4. Example: The N Queens Problem

The N queens system, an CCM-based system for finding a solution to the N queens problem, is shown in this section. The performance of its trial executions is also shown. The N queens problem is an extension of the eight queens problem. The N queens system is tried because, although the target of our methodology is to develop complex systems, we have to start with a simple system, and this system has several characteristics that will probably lead us to a better understanding of complex systems.

4.1 Reaction rule and local order degree

Figure 4 shows the visual rule and LOD of the N queens system. This system contains only one rule and a definition of the mutual order degree, o(x, y), for queens. This rule swaps the rows of two queens (Queen2 and Queen3 in Figure 4), see Figure 5.[*4.1] Queen1, which can be called a catalyst, remains unchanged by the swapping. The role of the catalyst is explained later. No link is used in this rule. The value of LOD o(x, y) is defined to be higher (i.e., 1) when queens x and y are not diagonally oriented, and lower (i.e., 0) when they are diagonally oriented.[*4.2]

Figure 4. A rule and LOD of the N queens problem

Figure 5. The meaning of the N queens rule

If the rule is executed with an appropriate initial state, the system repeats the selection of three queens and reaction of the instance. The initial state must satisfy the following condition: there is only one queen in each row and each column.

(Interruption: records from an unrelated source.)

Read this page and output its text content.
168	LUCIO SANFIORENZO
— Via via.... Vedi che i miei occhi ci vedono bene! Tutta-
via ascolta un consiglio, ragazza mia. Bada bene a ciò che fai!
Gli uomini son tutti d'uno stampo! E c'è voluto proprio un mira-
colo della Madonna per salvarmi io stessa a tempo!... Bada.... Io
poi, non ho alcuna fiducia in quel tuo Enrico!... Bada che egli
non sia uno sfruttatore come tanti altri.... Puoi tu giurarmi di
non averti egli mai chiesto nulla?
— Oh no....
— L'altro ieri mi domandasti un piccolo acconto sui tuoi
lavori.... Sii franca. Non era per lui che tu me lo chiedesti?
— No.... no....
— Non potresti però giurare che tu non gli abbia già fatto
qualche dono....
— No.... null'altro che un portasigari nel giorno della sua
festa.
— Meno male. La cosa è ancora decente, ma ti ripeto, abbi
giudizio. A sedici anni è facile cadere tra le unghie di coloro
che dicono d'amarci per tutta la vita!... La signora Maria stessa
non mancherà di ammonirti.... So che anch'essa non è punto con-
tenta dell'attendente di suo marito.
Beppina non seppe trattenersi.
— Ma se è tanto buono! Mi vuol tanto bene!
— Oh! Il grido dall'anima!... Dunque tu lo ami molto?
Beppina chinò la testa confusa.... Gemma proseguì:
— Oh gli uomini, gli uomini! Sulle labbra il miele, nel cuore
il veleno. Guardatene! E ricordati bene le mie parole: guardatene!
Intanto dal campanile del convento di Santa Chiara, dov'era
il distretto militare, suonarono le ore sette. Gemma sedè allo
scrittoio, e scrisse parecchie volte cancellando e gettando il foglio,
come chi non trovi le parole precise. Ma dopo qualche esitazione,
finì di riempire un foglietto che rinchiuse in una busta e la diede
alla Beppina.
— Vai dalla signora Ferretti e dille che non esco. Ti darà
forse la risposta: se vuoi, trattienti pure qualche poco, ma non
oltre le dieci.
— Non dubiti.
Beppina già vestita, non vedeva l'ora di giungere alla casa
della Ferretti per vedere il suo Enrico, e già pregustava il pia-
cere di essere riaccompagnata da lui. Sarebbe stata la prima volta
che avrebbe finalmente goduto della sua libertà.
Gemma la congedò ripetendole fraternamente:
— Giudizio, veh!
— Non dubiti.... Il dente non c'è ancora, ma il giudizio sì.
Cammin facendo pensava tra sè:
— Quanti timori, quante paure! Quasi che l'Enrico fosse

The easiest layouts of queens that satisfy this condition are for all queens to be put on a diagonal line. If this condition holds, it holds at any time in the system because the reaction preserves the condition. The system stops when a solution to the N queens problem is found.[*4.3]

A more detailed semantics of a reaction is illustrated in Figure 6. The instance selections and reaction are repeated while possible. Because there is only one rule, the system interpreter does not have to select a rule. In this rule, the mutual order degree between the queens to be swapped, i.e., Queen2 and Queen3, is not changed. Thus, the system interpreter decides whether to react the instance or not, referring to the other two LODs displayed in the figure. The instance is reacted in this case, because its instance order condition holds. This shows the reason why the catalyst, Queen1, is necessary. The LODs are not changed if the rule contains only the queens to be swapped, and so the system does not work.

Figure 6. Computation of the IOD in the N queens rule

4.2 Performance

We have developed a computation language, SOOC, and its interpreter.[*4.4] The rules and LODs of several problems have been developed and executed using SOOC. The performance of the N queens system is summarized below.

Although a solution is not always found in general by this method, because the search is stochastic and not exhaustive, our experiment shows that the problems never fail to be solved, and are solved in polynomial order time in average. The performance is fairly good with no extra device, probably because the problem is easy to solve.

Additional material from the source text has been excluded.